Tuesday, June 23, 2009
A break in my schedule left me with a few days to do some work on the house at the beginning of June. During my previous visit I had cut away the front half of the camper, thus exposing what little kitchen was left attached to the house to the great outdoors. I left the house with a blue tarp bungeed over the gaping hole. I wasn't able to return for nearly two months and I was afraid that a family of coyotes had possibly moved in. Luckily, upon my arrival the house was undisturbed and ready for more work. It was late in the day Sunday so I spent the remainder of the day getting my tools together and thinking about how I would proceed with the foundation (which was partially started from my last visit).

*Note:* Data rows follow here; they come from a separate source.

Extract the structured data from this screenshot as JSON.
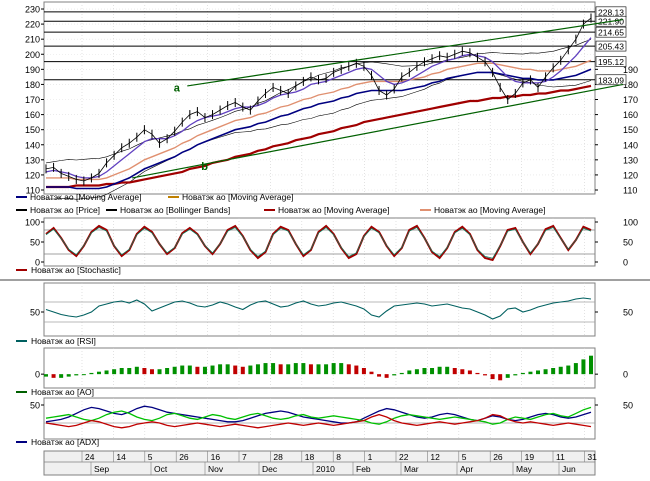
{
  "chart_data": [
    {
      "type": "line",
      "panel": "price",
      "ylim": [
        110,
        232
      ],
      "ticks_left": [
        110,
        120,
        130,
        140,
        150,
        160,
        170,
        180,
        190,
        200,
        210,
        220,
        230
      ],
      "ticks_right": [
        110,
        120,
        130,
        140,
        150,
        160,
        170,
        180,
        190
      ],
      "price_labels": [
        "228.13",
        "221.90",
        "214.65",
        "205.43",
        "195.12",
        "183.09"
      ],
      "hlines": [
        228.13,
        221.9,
        214.65,
        205.43,
        195.12,
        183.09
      ],
      "annotations": [
        {
          "text": "a",
          "x": 0.25,
          "y": 178
        },
        {
          "text": "b",
          "x": 0.3,
          "y": 126
        }
      ],
      "trendlines": [
        {
          "name": "a",
          "from": [
            0.26,
            179
          ],
          "to": [
            1.0,
            223
          ]
        },
        {
          "name": "lower",
          "from": [
            0.16,
            118
          ],
          "to": [
            1.0,
            180
          ]
        }
      ],
      "price_series": [
        124,
        125,
        121,
        119,
        117,
        116,
        118,
        121,
        128,
        133,
        138,
        141,
        145,
        150,
        147,
        141,
        144,
        149,
        155,
        160,
        162,
        158,
        160,
        163,
        166,
        168,
        165,
        163,
        169,
        174,
        178,
        176,
        174,
        179,
        182,
        185,
        183,
        184,
        188,
        190,
        192,
        194,
        192,
        186,
        176,
        173,
        177,
        185,
        188,
        192,
        195,
        197,
        199,
        198,
        200,
        202,
        201,
        198,
        195,
        188,
        178,
        170,
        174,
        181,
        183,
        178,
        185,
        191,
        196,
        203,
        210,
        220,
        224
      ],
      "ma_short": [
        122,
        123,
        122,
        121,
        119,
        118,
        118,
        119,
        122,
        126,
        130,
        134,
        138,
        142,
        144,
        144,
        144,
        146,
        149,
        153,
        156,
        158,
        159,
        160,
        162,
        164,
        165,
        165,
        166,
        168,
        171,
        173,
        174,
        175,
        177,
        180,
        181,
        182,
        184,
        186,
        188,
        190,
        191,
        190,
        186,
        182,
        180,
        181,
        183,
        186,
        189,
        192,
        194,
        196,
        197,
        199,
        200,
        199,
        198,
        195,
        190,
        185,
        182,
        181,
        181,
        181,
        182,
        185,
        189,
        194,
        199,
        205,
        211
      ],
      "ma_mid": [
        118,
        118,
        118,
        118,
        117,
        117,
        117,
        117,
        118,
        120,
        122,
        124,
        127,
        130,
        132,
        134,
        136,
        138,
        141,
        143,
        146,
        148,
        150,
        152,
        154,
        156,
        157,
        158,
        160,
        161,
        163,
        165,
        166,
        168,
        170,
        171,
        173,
        174,
        175,
        177,
        178,
        180,
        181,
        182,
        182,
        182,
        182,
        182,
        183,
        184,
        185,
        187,
        188,
        190,
        191,
        192,
        193,
        194,
        194,
        194,
        193,
        192,
        191,
        190,
        190,
        189,
        189,
        189,
        190,
        191,
        192,
        194,
        196
      ],
      "ma_long": [
        112,
        112,
        112,
        112,
        113,
        113,
        113,
        113,
        114,
        114,
        115,
        115,
        116,
        117,
        118,
        119,
        120,
        121,
        122,
        124,
        125,
        126,
        128,
        129,
        130,
        132,
        133,
        134,
        136,
        137,
        139,
        140,
        141,
        143,
        144,
        145,
        147,
        148,
        149,
        151,
        152,
        153,
        155,
        156,
        157,
        158,
        159,
        160,
        161,
        162,
        163,
        164,
        165,
        166,
        167,
        168,
        169,
        169,
        170,
        171,
        171,
        172,
        172,
        173,
        173,
        174,
        174,
        175,
        176,
        176,
        177,
        178,
        179
      ],
      "legend": [
        {
          "label": "Новатэк ао [Moving Average]",
          "color": "#000080"
        },
        {
          "label": "Новатэк ао [Moving Average]",
          "color": "#c08000"
        },
        {
          "label": "Новатэк ао [Price]",
          "color": "#000000"
        },
        {
          "label": "Новатэк ао [Bollinger Bands]",
          "color": "#000000"
        },
        {
          "label": "Новатэк ао [Moving Average]",
          "color": "#a00000"
        },
        {
          "label": "Новатэк ао [Moving Average]",
          "color": "#e09070"
        }
      ]
    },
    {
      "type": "line",
      "panel": "stochastic",
      "ylim": [
        0,
        100
      ],
      "ticks_left": [
        0,
        50,
        100
      ],
      "ticks_right": [
        0,
        50,
        100
      ],
      "hlines": [
        20,
        80
      ],
      "series": [
        {
          "values": [
            70,
            85,
            60,
            30,
            15,
            40,
            75,
            90,
            80,
            40,
            15,
            30,
            70,
            88,
            75,
            45,
            20,
            35,
            72,
            85,
            70,
            40,
            20,
            45,
            80,
            90,
            65,
            30,
            10,
            25,
            70,
            88,
            80,
            45,
            15,
            30,
            75,
            90,
            70,
            35,
            10,
            20,
            65,
            88,
            75,
            40,
            15,
            35,
            80,
            90,
            60,
            25,
            10,
            35,
            75,
            88,
            70,
            30,
            10,
            5,
            40,
            80,
            85,
            50,
            20,
            45,
            82,
            90,
            60,
            30,
            55,
            88,
            80
          ]
        }
      ],
      "legend": [
        {
          "label": "Новатэк ао [Stochastic]",
          "color": "#a00000"
        }
      ]
    },
    {
      "type": "line",
      "panel": "rsi",
      "ylim": [
        10,
        100
      ],
      "ticks_left": [
        50
      ],
      "ticks_right": [
        50
      ],
      "hlines": [
        30,
        70
      ],
      "series": [
        {
          "values": [
            55,
            50,
            45,
            42,
            40,
            44,
            50,
            62,
            66,
            70,
            72,
            68,
            74,
            66,
            52,
            58,
            64,
            70,
            72,
            68,
            62,
            60,
            64,
            70,
            66,
            60,
            55,
            64,
            70,
            72,
            66,
            60,
            62,
            68,
            72,
            66,
            62,
            64,
            68,
            70,
            66,
            62,
            56,
            44,
            40,
            52,
            62,
            64,
            66,
            68,
            66,
            62,
            64,
            66,
            62,
            58,
            56,
            50,
            44,
            36,
            42,
            56,
            58,
            50,
            54,
            60,
            64,
            68,
            70,
            72,
            76,
            78,
            76
          ]
        }
      ],
      "legend": [
        {
          "label": "Новатэк ао [RSI]",
          "color": "#006060"
        }
      ]
    },
    {
      "type": "bar",
      "panel": "ao",
      "ylim": [
        -8,
        18
      ],
      "ticks_left": [
        0
      ],
      "ticks_right": [
        0
      ],
      "series": [
        {
          "values": [
            -2,
            -3,
            -3,
            -2,
            -1,
            0,
            1,
            2,
            3,
            4,
            5,
            5,
            6,
            5,
            4,
            4,
            5,
            6,
            7,
            7,
            6,
            6,
            7,
            8,
            8,
            7,
            6,
            7,
            8,
            9,
            9,
            8,
            8,
            9,
            9,
            8,
            8,
            8,
            9,
            9,
            8,
            7,
            5,
            2,
            -2,
            -3,
            -1,
            1,
            3,
            4,
            5,
            5,
            6,
            6,
            5,
            4,
            3,
            1,
            -1,
            -4,
            -5,
            -3,
            -1,
            1,
            2,
            3,
            4,
            5,
            6,
            7,
            9,
            12,
            15
          ]
        }
      ],
      "legend": [
        {
          "label": "Новатэк ао [AO]",
          "color": "#006000"
        }
      ]
    },
    {
      "type": "line",
      "panel": "adx",
      "ylim": [
        0,
        55
      ],
      "ticks_left": [
        50
      ],
      "ticks_right": [
        50
      ],
      "hlines": [
        20
      ],
      "series": [
        {
          "values": [
            22,
            24,
            26,
            30,
            36,
            42,
            46,
            44,
            40,
            36,
            34,
            38,
            44,
            48,
            46,
            42,
            38,
            36,
            34,
            32,
            30,
            28,
            26,
            24,
            22,
            22,
            24,
            28,
            32,
            36,
            38,
            40,
            38,
            34,
            30,
            28,
            26,
            24,
            22,
            20,
            20,
            22,
            28,
            34,
            40,
            44,
            42,
            38,
            34,
            30,
            28,
            30,
            34,
            36,
            34,
            30,
            26,
            24,
            28,
            32,
            30,
            26,
            24,
            26,
            30,
            34,
            36,
            34,
            30,
            28,
            30,
            34,
            38
          ],
          "color": "#000080"
        },
        {
          "values": [
            28,
            30,
            32,
            34,
            30,
            26,
            24,
            28,
            34,
            38,
            40,
            36,
            30,
            26,
            24,
            28,
            34,
            36,
            32,
            28,
            26,
            30,
            34,
            32,
            28,
            26,
            30,
            34,
            36,
            32,
            28,
            26,
            28,
            32,
            34,
            30,
            28,
            30,
            32,
            30,
            28,
            26,
            24,
            20,
            18,
            22,
            28,
            32,
            34,
            32,
            30,
            28,
            26,
            28,
            30,
            28,
            26,
            24,
            22,
            18,
            20,
            26,
            30,
            28,
            26,
            30,
            34,
            36,
            32,
            30,
            36,
            42,
            46
          ],
          "color": "#00c000"
        },
        {
          "values": [
            20,
            18,
            16,
            14,
            16,
            20,
            24,
            22,
            18,
            14,
            12,
            14,
            18,
            20,
            22,
            20,
            16,
            14,
            16,
            18,
            20,
            18,
            16,
            14,
            16,
            18,
            16,
            14,
            12,
            14,
            16,
            18,
            20,
            18,
            16,
            18,
            20,
            18,
            16,
            18,
            20,
            22,
            24,
            30,
            34,
            30,
            24,
            20,
            18,
            16,
            18,
            20,
            22,
            20,
            18,
            20,
            22,
            24,
            28,
            34,
            32,
            26,
            22,
            20,
            22,
            20,
            18,
            16,
            18,
            20,
            18,
            16,
            14
          ],
          "color": "#c00000"
        }
      ],
      "legend": [
        {
          "label": "Новатэк ао [ADX]",
          "color": "#000080"
        }
      ]
    },
    {
      "type": "table",
      "panel": "time-axis",
      "days": [
        "24",
        "14",
        "5",
        "26",
        "16",
        "7",
        "28",
        "18",
        "8",
        "1",
        "22",
        "12",
        "5",
        "26",
        "19",
        "11",
        "31"
      ],
      "months": [
        "Sep",
        "Oct",
        "Nov",
        "Dec",
        "2010",
        "Feb",
        "Mar",
        "Apr",
        "May",
        "Jun"
      ]
    }
  ]
}
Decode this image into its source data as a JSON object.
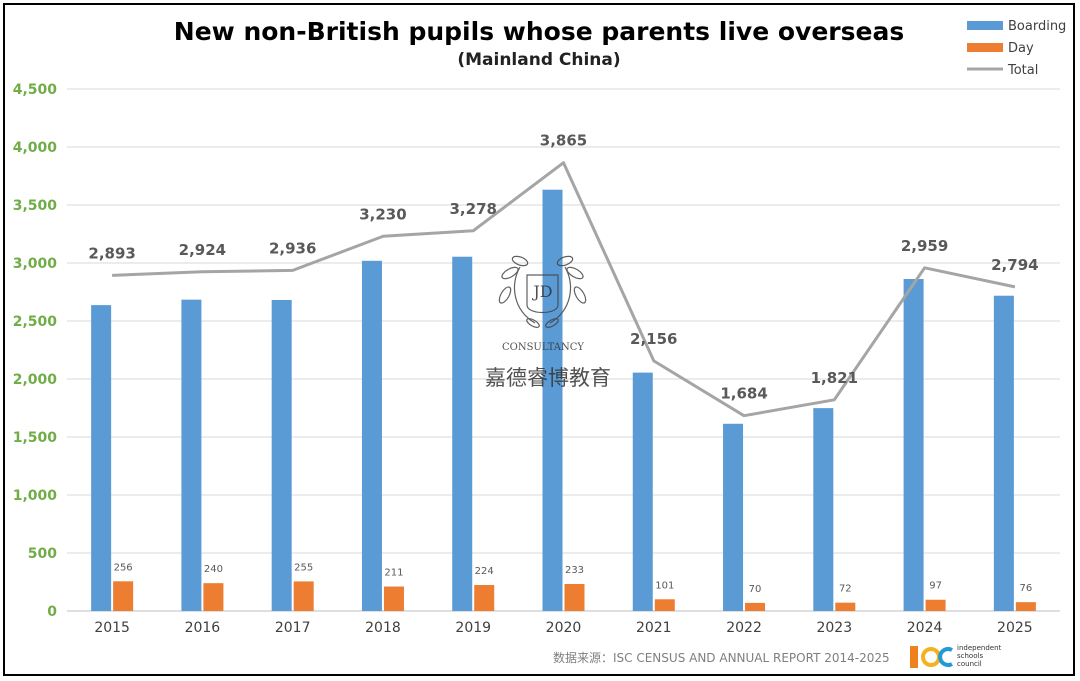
{
  "chart_data": {
    "type": "bar",
    "title": "New non-British pupils whose parents live overseas",
    "subtitle": "(Mainland China)",
    "categories": [
      "2015",
      "2016",
      "2017",
      "2018",
      "2019",
      "2020",
      "2021",
      "2022",
      "2023",
      "2024",
      "2025"
    ],
    "series": [
      {
        "name": "Boarding",
        "type": "bar",
        "color": "#5b9bd5",
        "values": [
          2637,
          2684,
          2681,
          3019,
          3054,
          3632,
          2055,
          1614,
          1749,
          2862,
          2718
        ]
      },
      {
        "name": "Day",
        "type": "bar",
        "color": "#ed7d31",
        "values": [
          256,
          240,
          255,
          211,
          224,
          233,
          101,
          70,
          72,
          97,
          76
        ]
      },
      {
        "name": "Total",
        "type": "line",
        "color": "#a5a5a5",
        "values": [
          2893,
          2924,
          2936,
          3230,
          3278,
          3865,
          2156,
          1684,
          1821,
          2959,
          2794
        ]
      }
    ],
    "ylim": [
      0,
      4500
    ],
    "ytick_step": 500,
    "grid": true,
    "legend_position": "top-right",
    "total_labels": [
      "2,893",
      "2,924",
      "2,936",
      "3,230",
      "3,278",
      "3,865",
      "2,156",
      "1,684",
      "1,821",
      "2,959",
      "2,794"
    ],
    "day_labels": [
      "256",
      "240",
      "255",
      "211",
      "224",
      "233",
      "101",
      "70",
      "72",
      "97",
      "76"
    ]
  },
  "source": "数据来源：ISC CENSUS AND ANNUAL REPORT 2014-2025",
  "isc_logo": {
    "line1": "independent",
    "line2": "schools",
    "line3": "council",
    "colors": [
      "#f07f1e",
      "#f5b21c",
      "#1f9bd7"
    ]
  },
  "watermark": {
    "monogram": "JD",
    "text": "CONSULTANCY",
    "chinese": "嘉德睿博教育"
  }
}
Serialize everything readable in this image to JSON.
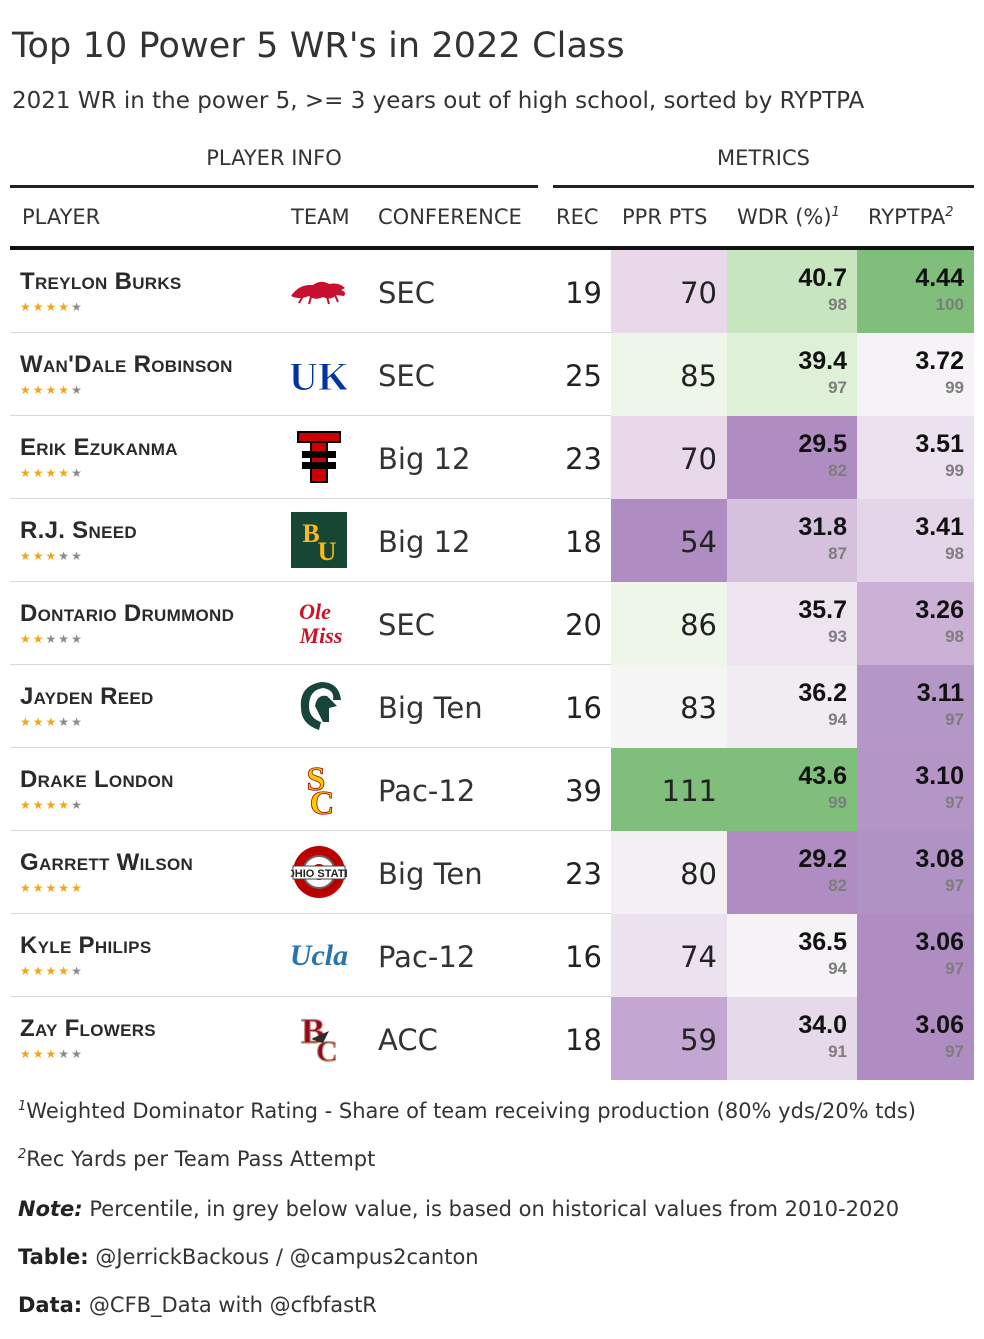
{
  "title": "Top 10 Power 5 WR's in 2022 Class",
  "subtitle": "2021 WR in the power 5, >= 3 years out of high school, sorted by RYPTPA",
  "spanners": {
    "player_info": "PLAYER INFO",
    "metrics": "METRICS"
  },
  "columns": {
    "player": "PLAYER",
    "team": "TEAM",
    "conference": "CONFERENCE",
    "rec": "REC",
    "ppr": "PPR PTS",
    "wdr": "WDR (%)",
    "wdr_sup": "1",
    "ryptpa": "RYPTPA",
    "ryptpa_sup": "2"
  },
  "colors": {
    "green_dark": "#7fbf7b",
    "green_mid": "#c7e6c0",
    "green_light": "#eef6ea",
    "neutral": "#f5f5f5",
    "purple_light": "#e8d8ea",
    "purple_mid": "#cbb1d6",
    "purple_dark": "#af8dc3"
  },
  "chart_data": {
    "type": "table",
    "title": "Top 10 Power 5 WR's in 2022 Class",
    "rows": [
      {
        "player": "Treylon Burks",
        "stars": 4,
        "team_icon": "arkansas-razorback-logo",
        "conference": "SEC",
        "rec": "19",
        "ppr": "70",
        "wdr": "40.7",
        "wdr_pct": "98",
        "ryptpa": "4.44",
        "ryptpa_pct": "100",
        "ppr_color": "#e8d8ea",
        "wdr_color": "#c7e6c0",
        "ryptpa_color": "#7fbf7b"
      },
      {
        "player": "Wan'Dale Robinson",
        "stars": 4,
        "team_icon": "kentucky-uk-logo",
        "conference": "SEC",
        "rec": "25",
        "ppr": "85",
        "wdr": "39.4",
        "wdr_pct": "97",
        "ryptpa": "3.72",
        "ryptpa_pct": "99",
        "ppr_color": "#eef6ea",
        "wdr_color": "#dff0d9",
        "ryptpa_color": "#f5f3f5"
      },
      {
        "player": "Erik Ezukanma",
        "stars": 4,
        "team_icon": "texas-tech-logo",
        "conference": "Big 12",
        "rec": "23",
        "ppr": "70",
        "wdr": "29.5",
        "wdr_pct": "82",
        "ryptpa": "3.51",
        "ryptpa_pct": "99",
        "ppr_color": "#e8d8ea",
        "wdr_color": "#af8dc3",
        "ryptpa_color": "#ece1ee"
      },
      {
        "player": "R.J. Sneed",
        "stars": 3,
        "team_icon": "baylor-bu-logo",
        "conference": "Big 12",
        "rec": "18",
        "ppr": "54",
        "wdr": "31.8",
        "wdr_pct": "87",
        "ryptpa": "3.41",
        "ryptpa_pct": "98",
        "ppr_color": "#af8dc3",
        "wdr_color": "#d5c1de",
        "ryptpa_color": "#e5d5e9"
      },
      {
        "player": "Dontario Drummond",
        "stars": 2,
        "team_icon": "ole-miss-logo",
        "conference": "SEC",
        "rec": "20",
        "ppr": "86",
        "wdr": "35.7",
        "wdr_pct": "93",
        "ryptpa": "3.26",
        "ryptpa_pct": "98",
        "ppr_color": "#eef6ea",
        "wdr_color": "#ede4ef",
        "ryptpa_color": "#cbb1d6"
      },
      {
        "player": "Jayden Reed",
        "stars": 3,
        "team_icon": "michigan-state-spartan-logo",
        "conference": "Big Ten",
        "rec": "16",
        "ppr": "83",
        "wdr": "36.2",
        "wdr_pct": "94",
        "ryptpa": "3.11",
        "ryptpa_pct": "97",
        "ppr_color": "#f5f5f5",
        "wdr_color": "#f1ebf2",
        "ryptpa_color": "#b597c7"
      },
      {
        "player": "Drake London",
        "stars": 4,
        "team_icon": "usc-sc-logo",
        "conference": "Pac-12",
        "rec": "39",
        "ppr": "111",
        "wdr": "43.6",
        "wdr_pct": "99",
        "ryptpa": "3.10",
        "ryptpa_pct": "97",
        "ppr_color": "#7fbf7b",
        "wdr_color": "#7fbf7b",
        "ryptpa_color": "#b495c6"
      },
      {
        "player": "Garrett Wilson",
        "stars": 5,
        "team_icon": "ohio-state-logo",
        "conference": "Big Ten",
        "rec": "23",
        "ppr": "80",
        "wdr": "29.2",
        "wdr_pct": "82",
        "ryptpa": "3.08",
        "ryptpa_pct": "97",
        "ppr_color": "#f3f0f3",
        "wdr_color": "#af8dc3",
        "ryptpa_color": "#b192c5"
      },
      {
        "player": "Kyle Philips",
        "stars": 4,
        "team_icon": "ucla-logo",
        "conference": "Pac-12",
        "rec": "16",
        "ppr": "74",
        "wdr": "36.5",
        "wdr_pct": "94",
        "ryptpa": "3.06",
        "ryptpa_pct": "97",
        "ppr_color": "#ece1ee",
        "wdr_color": "#f5f3f5",
        "ryptpa_color": "#af8dc3"
      },
      {
        "player": "Zay Flowers",
        "stars": 3,
        "team_icon": "boston-college-logo",
        "conference": "ACC",
        "rec": "18",
        "ppr": "59",
        "wdr": "34.0",
        "wdr_pct": "91",
        "ryptpa": "3.06",
        "ryptpa_pct": "97",
        "ppr_color": "#c3a6d1",
        "wdr_color": "#e6d9ea",
        "ryptpa_color": "#af8dc3"
      }
    ]
  },
  "footnotes": {
    "fn1_mark": "1",
    "fn1_text": "Weighted Dominator Rating - Share of team receiving production (80% yds/20% tds)",
    "fn2_mark": "2",
    "fn2_text": "Rec Yards per Team Pass Attempt",
    "note_label": "Note:",
    "note_text": "Percentile, in grey below value, is based on historical values from 2010-2020",
    "table_label": "Table:",
    "table_text": "@JerrickBackous / @campus2canton",
    "data_label": "Data:",
    "data_text": "@CFB_Data with @cfbfastR"
  }
}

Another area of thought was of how to smoothly connect my new kitchen addition to the hulk of camper. Ideally the camper will disappear altogether in the final stages of siding the addition.
On Monday morning I cranked the old Chevy pickup to life and drove out to Thorndike where I have previously purchased rough-sawed lumber for 35 cents a foot. I got several hundred feet of 2X6s and 1X8s. The mill was hopping like I had never seen it before. There were many new employees and there seemed to be new projects going on in addition to the usual custom beams. It was good to see this local Maine business located along a bumpy back road doing so well.
When I returned I began gathering stones and mixing Mortar for the foundation. Fitting the raw stones together is time consuming and back breaking work but it looks wicked cool when done. It took me all day to finish the northwestern-facing L of about 16 feet. It looked heavy and organic, like the earth had grown this foundation for my little shack to sit upon.
The next day was considerably easier. I finished framing out the floor in the morning and decided to also frame out (and support) an outcropping which, when the foundation is molded into stone steps, will form the back entryway. Perhaps I will tackle that project next visit. For this day my goal was to frame and insulate the floor and put down the 1" sub-floor. It took 14 hours that day but I reached my goal. After pounding in the last nail of the sub-floor I laid on my back and rested. It feels good to be so tired and to work hard for a cause that I know to be meaningful. I rewarded myself with a cold Guinness. It would give me the energy to make dinner. I was starving.
On Wednesday, my last day, I framed up some of the walls and connected them to the camper. The connection required some cutting and the removal of a temporary roof I had erected over the camper. I then framed out a new roof that now connects the addition to the rest of the house by spanning the length of the camper. Again, the plan is to entirely encapsulate the camper with the house which of course includes a new roof. The roof is also something I will need to finish at a later date. Towards the end of that day I installed the windows (generously donated by Dave Tubman of Brewster MA). It was another day of valid accomplishment. It made me sad to think that I needed to leave my little utopia so soon, but as usual, I was out of money and needed to return to my work on the Cape.